Изменить размер шрифта - +
А на следующий день утром я увидела отца, идущего по дорожке, и опрометью кинулась через веранду в лес. Я боялась не того, что отец рассердится на меня за самоуправство и накажет, а того, что если он рассердится, то, значит, призрак мамы ему дороже, чем живая дочь. Вряд ли я тогда смогла так четко сформулировать свой страх, но я до вечера пробыла в парке, и он мне показался до ужаса маленьким, я все время выходила к ограде, а в пещеру, где я была драконом, даже не рискнула залезть, я бы в ней не развернулась. Вот там, возле пещеры, я горько разрыдалась, оплакивая ушедшее детство. А когда стало темнеть, я услышала зов отца; он окликал меня, как тогда, пять лет назад, когда нас с братом зазывали спать. Я побежала, боясь, что отец прекратит звать и уйдет. Подбежав, я бросилась к нему, обняла и крепко прижалась, спрятав лицо. Он положил мне руки на плечи, а потом погладил по голове. В нашей семье не принято чересчур открыто выражать свои чувства, мне стало немножко неловко за себя, и я высвободилась, взяла отца за руку, так и не посмотрев ему в лицо, и мы пошли в дом. Отец ничего не сказал по поводу перемен, и я была ему безмерно благодарна за это молчание.

    Сейчас дом внутри несколько преобразился, частично поменялась мебель, занавеси, я бы сказала, что он сменил статус: тогда, шесть лет назад, он все еще напоминал семейное гнездышко, теперь же это было жилище холостяка, ничего женского в доме почти не осталось. Эти перемены произошли за два года. Когда я оказалась тут в третий раз, то была уже не одна, со мной приехал Эфенди. Поместье встретило меня как гостью. Может, я и загрустила бы от этого, но Эфенди и грусть – понятия-антагонисты. Я заново полюбила поместье, проведя там лучшие дни своей уже взрослой жизни.

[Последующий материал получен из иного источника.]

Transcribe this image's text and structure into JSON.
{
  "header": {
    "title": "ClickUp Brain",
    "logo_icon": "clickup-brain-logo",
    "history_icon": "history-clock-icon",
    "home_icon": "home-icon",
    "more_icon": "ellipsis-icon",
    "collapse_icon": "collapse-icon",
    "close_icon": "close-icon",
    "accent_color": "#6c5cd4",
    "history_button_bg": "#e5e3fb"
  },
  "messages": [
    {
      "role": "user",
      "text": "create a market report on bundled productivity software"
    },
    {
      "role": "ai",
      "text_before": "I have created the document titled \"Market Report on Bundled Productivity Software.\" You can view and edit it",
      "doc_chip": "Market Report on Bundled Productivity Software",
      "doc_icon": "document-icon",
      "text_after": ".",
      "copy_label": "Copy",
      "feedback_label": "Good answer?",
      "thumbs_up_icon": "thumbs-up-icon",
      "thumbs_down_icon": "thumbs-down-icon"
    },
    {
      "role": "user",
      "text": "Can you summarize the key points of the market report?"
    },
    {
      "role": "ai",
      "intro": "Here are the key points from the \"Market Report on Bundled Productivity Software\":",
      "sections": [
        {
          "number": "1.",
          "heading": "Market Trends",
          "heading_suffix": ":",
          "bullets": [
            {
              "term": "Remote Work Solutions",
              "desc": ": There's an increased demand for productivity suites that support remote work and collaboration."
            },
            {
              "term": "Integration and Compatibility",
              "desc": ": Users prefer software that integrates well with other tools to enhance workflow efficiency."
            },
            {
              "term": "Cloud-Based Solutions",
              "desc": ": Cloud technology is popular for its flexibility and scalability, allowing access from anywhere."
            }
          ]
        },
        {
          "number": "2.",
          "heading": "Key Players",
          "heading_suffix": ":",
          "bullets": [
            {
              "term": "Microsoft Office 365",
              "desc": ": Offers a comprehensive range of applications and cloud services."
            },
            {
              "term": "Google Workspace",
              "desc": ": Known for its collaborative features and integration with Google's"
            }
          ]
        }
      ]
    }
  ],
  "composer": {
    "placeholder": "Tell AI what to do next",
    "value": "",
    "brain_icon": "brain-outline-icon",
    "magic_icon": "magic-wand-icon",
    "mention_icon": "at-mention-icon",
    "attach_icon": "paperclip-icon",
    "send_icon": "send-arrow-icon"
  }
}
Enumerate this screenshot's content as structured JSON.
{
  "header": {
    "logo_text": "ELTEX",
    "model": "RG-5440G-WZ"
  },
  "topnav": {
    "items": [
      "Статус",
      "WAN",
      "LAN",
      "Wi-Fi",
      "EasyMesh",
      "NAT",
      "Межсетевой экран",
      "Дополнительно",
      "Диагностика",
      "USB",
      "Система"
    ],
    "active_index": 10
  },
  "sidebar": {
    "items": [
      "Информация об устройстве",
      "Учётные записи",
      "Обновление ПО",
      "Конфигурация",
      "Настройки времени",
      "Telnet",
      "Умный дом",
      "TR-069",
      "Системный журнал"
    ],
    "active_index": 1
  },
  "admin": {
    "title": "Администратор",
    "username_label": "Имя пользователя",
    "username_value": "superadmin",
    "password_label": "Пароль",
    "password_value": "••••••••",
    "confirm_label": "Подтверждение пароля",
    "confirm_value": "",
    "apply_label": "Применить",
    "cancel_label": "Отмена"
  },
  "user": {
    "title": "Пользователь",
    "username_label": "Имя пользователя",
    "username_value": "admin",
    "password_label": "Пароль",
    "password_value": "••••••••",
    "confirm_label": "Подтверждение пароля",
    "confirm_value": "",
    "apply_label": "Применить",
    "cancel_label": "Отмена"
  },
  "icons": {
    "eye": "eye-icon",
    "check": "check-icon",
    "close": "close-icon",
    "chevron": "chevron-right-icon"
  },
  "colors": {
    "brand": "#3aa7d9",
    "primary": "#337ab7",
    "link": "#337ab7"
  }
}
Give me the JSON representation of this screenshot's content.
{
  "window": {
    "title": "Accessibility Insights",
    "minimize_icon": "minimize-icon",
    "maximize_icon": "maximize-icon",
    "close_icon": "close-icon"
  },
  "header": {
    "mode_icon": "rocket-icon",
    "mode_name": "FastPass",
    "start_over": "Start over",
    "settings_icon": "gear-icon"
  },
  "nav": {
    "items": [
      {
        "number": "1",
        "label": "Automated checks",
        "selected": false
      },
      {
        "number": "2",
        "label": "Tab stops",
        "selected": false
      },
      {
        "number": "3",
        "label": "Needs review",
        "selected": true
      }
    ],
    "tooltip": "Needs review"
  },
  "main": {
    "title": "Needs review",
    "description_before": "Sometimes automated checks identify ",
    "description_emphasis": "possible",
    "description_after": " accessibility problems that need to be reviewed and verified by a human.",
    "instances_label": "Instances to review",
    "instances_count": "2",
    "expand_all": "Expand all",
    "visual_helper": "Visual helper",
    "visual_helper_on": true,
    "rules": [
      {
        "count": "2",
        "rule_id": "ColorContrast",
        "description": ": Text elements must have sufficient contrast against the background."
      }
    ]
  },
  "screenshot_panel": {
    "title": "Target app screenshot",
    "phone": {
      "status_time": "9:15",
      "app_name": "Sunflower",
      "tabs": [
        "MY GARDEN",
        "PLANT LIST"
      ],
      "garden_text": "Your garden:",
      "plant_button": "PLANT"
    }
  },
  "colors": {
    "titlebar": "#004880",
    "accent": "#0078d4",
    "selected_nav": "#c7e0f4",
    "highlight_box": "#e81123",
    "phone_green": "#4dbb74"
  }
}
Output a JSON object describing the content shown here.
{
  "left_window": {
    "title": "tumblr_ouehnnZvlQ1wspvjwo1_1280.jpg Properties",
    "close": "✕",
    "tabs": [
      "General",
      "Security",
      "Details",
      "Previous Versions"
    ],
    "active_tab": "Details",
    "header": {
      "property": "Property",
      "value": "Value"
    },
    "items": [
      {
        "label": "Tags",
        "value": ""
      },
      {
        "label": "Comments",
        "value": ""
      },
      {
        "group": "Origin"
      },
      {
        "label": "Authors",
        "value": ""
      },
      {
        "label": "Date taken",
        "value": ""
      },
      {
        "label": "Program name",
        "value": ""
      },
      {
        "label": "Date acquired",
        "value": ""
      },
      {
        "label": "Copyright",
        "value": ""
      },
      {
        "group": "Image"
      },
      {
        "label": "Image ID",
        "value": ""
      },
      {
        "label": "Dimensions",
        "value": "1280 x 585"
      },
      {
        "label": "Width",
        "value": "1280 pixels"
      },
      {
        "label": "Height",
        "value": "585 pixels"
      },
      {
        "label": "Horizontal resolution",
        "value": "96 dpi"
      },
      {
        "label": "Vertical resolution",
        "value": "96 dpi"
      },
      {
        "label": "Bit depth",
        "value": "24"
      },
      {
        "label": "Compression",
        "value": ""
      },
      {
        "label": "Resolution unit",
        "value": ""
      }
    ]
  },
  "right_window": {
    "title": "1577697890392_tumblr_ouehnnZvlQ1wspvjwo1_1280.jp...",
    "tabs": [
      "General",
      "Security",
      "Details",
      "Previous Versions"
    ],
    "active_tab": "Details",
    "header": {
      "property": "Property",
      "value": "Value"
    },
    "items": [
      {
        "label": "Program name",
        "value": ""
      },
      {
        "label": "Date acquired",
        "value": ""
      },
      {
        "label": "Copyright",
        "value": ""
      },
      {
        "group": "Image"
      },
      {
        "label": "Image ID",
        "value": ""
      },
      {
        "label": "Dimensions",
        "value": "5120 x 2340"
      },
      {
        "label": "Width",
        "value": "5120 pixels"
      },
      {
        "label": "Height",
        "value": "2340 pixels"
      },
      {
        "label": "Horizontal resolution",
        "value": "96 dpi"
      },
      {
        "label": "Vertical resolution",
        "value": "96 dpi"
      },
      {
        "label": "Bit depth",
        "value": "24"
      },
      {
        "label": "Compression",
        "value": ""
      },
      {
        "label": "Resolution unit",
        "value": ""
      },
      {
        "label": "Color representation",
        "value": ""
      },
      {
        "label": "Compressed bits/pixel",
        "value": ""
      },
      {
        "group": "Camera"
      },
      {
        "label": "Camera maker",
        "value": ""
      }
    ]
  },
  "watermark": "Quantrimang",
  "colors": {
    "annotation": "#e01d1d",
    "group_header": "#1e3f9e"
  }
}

    И вот сейчас, идя по скудно освещенной дорожке, я видела приветливый свет, все четче проступавший между деревьями. Дом ждал меня с горящими окнами, на входе стоял смотритель, вглядываясь в тени между деревьев. Я замедлила шаг, захотелось поиграть с ним в прятки, но не тут-то было.

    – Леди Ара-Лин, выходите, – раздался радостный голос. – Ваши кофры вас выдают.

    Я со смехом выбежала к нему, кофры-предатели медленно поплыли за мной. Я обняла его, церемонно коснулась щекой его щеки и с тревогой вгляделась в лицо. Эзра Хосе-Хашито был всего на десять лет старше отца, что не мешало мне считать его стариком всю мою недолгую жизнь, в нем чувствовалась сильная азиатская кровь, и он ни капли не был похож на моего отца, хоть и доводился ему дядей. Молодость он провел, работая экономистом в своей семье Хосе, выращивавшей кофе, но ничем особо не выделился. Семьи так и не завел, для той, которую любил, он был слишком сер – не пара, а жить с нелюбимой не захотел. Когда отец предложил ему стать управляющим в поместье, Эзре было уже под сорок, и он с радостью уступил место в конторе более молодому, а сам перебрался к нам в глушь. Он полюбил поместье, полюбил дом и парк, здесь он оказался на своем месте.

    – Как вы подросли, леди Ара-Лин, – сказал он с улыбкой.

    – А ты, хвала предкам, не изменился, – сказала я с облегчением. Действительно, эти полтора года, которые мы не виделись, не оставили на нем следа.

    – Человека меняют события, а их тут нет, только времена года сменяют друг друга, – сказал он с явным удовольствием. Может, и я когда-нибудь доживу до того, что буду радоваться отсутствию перемен… хотя вряд ли.

    – Пойдемте в дом леди… – он как-то внутренне напрягся и первым направился к двери, зашел и придержал ее для меня изнутри. В чем же дело? – мелькнуло в голове. Я зашла, подсознательно ища опасность, и не сразу поняла, что к чему. А дело было в цветах и бонсаях, в изящных безделушках, расставленных со вкусом и там, где надо.